Quebec LGBTQ helpline says it needs funding to keep operating 24/7

Amalan Thiyagarajah has been volunteering with Interligne for five years and sits on its board of directors. (CBC - image credit)
Amalan Thiyagarajah has been volunteering with Interligne for five years and sits on its board of directors. (CBC - image credit)

Amalan Thiyagarajah knows first-hand how much having someone listen to and understand you can help in times of crisis.

Thiyagarajah has been working with Interligne, a specialized helpline for those in the LGBTQ community in Quebec, for five years — and he's used the services himself. Calls range from people feeling lonely and isolated to more intense crises like suicidal ideology and panic attacks.

"In a lot of ways it's a life-saving raft when you're drifting in the ocean and you don't really know where to reach out for help," he said.

"We've had callers that were literally on the border of committing suicide, maybe, or they had their plans set up. They would call and tell us that no one understands them, that they're alone and they don't have anyone in their surroundings that can listen to them."

Interligne has been offering its 24/7 helpline for decades with the help of donations and project-based funding from the city and province. According to Thiyagarajah, the most distressing calls typically come in at night "because that's the time when people have a hard time dealing with life in general."

The helpline also gets called from elsewhere in Canada and from other countries that might not be in the same time zone.

About one-third of all Interligne calls come during the nighttime, said Thiyagarajah.

But now funding is lacking, and Interligne might be forced to halt its services between 12 a.m. and 8 a.m. at the end of March.

"Now if we're not going to have any more service at night, that puts about 10,000 callers at risk of not being able to get the help that they need," said Thiyagarajah.

'Why cancel a service that works really well?'

Thiyagarajah and his team have been working to secure permanent funding from the provincial government for two years to no avail, leaving the community feeling left behind, he said.

"With the government not responding, it really makes me feel like we don't matter or that our presence is maybe not welcome," he said.

"It feels like we're a stick in someone's wheels when down the line all we want to do is live a happy life and that's what we're trying to provide to people."

The office of Quebec's social services minister told CBC that it's looking into possible solutions.

LGBTQ organizations in Montreal say Interligne is a unique service that would leave a gap in the community that other hotlines can't fill.

Those working at Interligne are already trained to be aware of LGBTQ people's personal experiences with discrimination and stigmatization and are often from the community themselves.

Mona Greenbaum, the executive director of the LGBT+ Family Coalition, says Interligne is the only organization that has the resources to meet the needs of callers.
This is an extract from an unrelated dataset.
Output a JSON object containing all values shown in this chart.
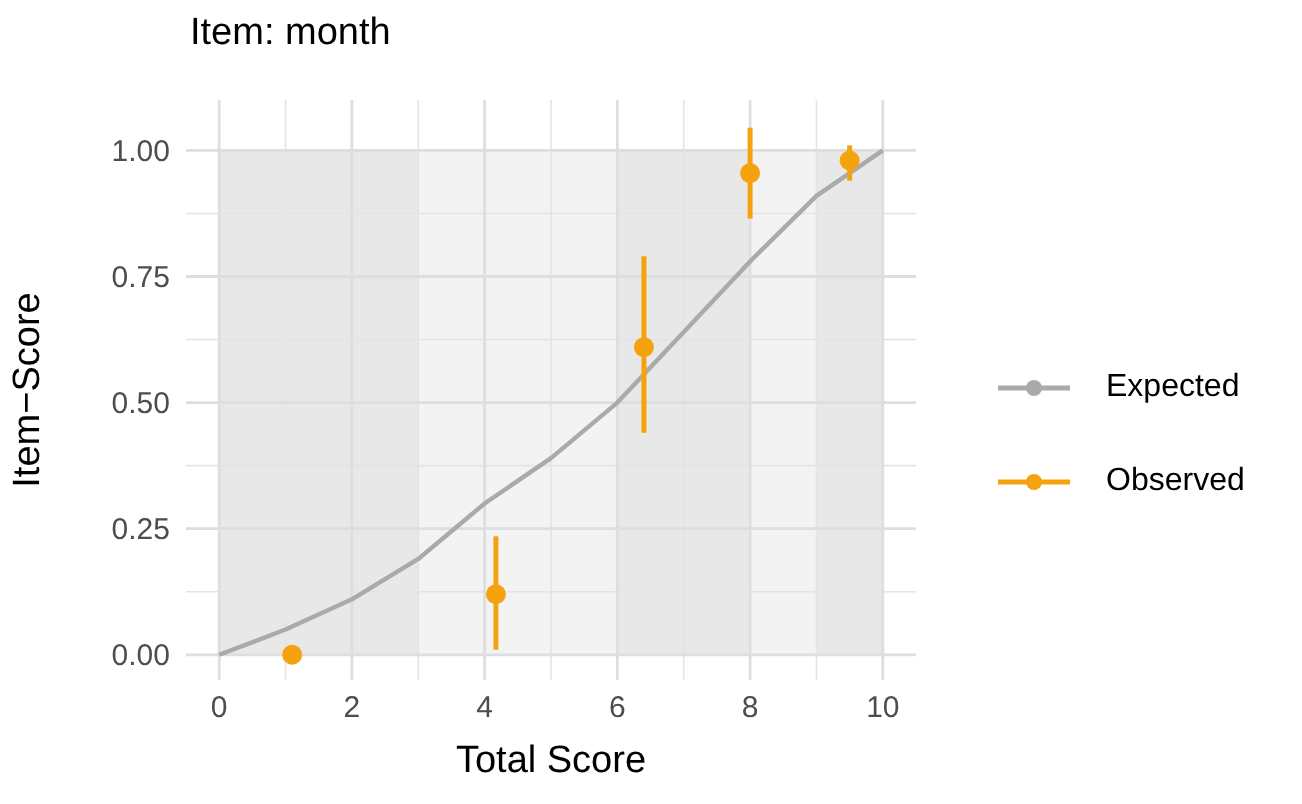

Workers at 8-1-1 (the province's telehealth line), for example, already refer callers to Interligne.

"Those resources are already there, the people are already trained, the service is up and running and has been operating for decades," she said.

"So why cancel a service that works really well?"

Greenbaum says LGBTQ organizations, and community organizations in general, have been historically underfunded in Quebec.

"The government needs to step up now because we're talking about saving lives," she said, pointing out that members of the LGBTQ are statistically at higher risk of suicide.

"I think sometimes the most urgent calls happen at night. We can cause tragedy by cancelling this service."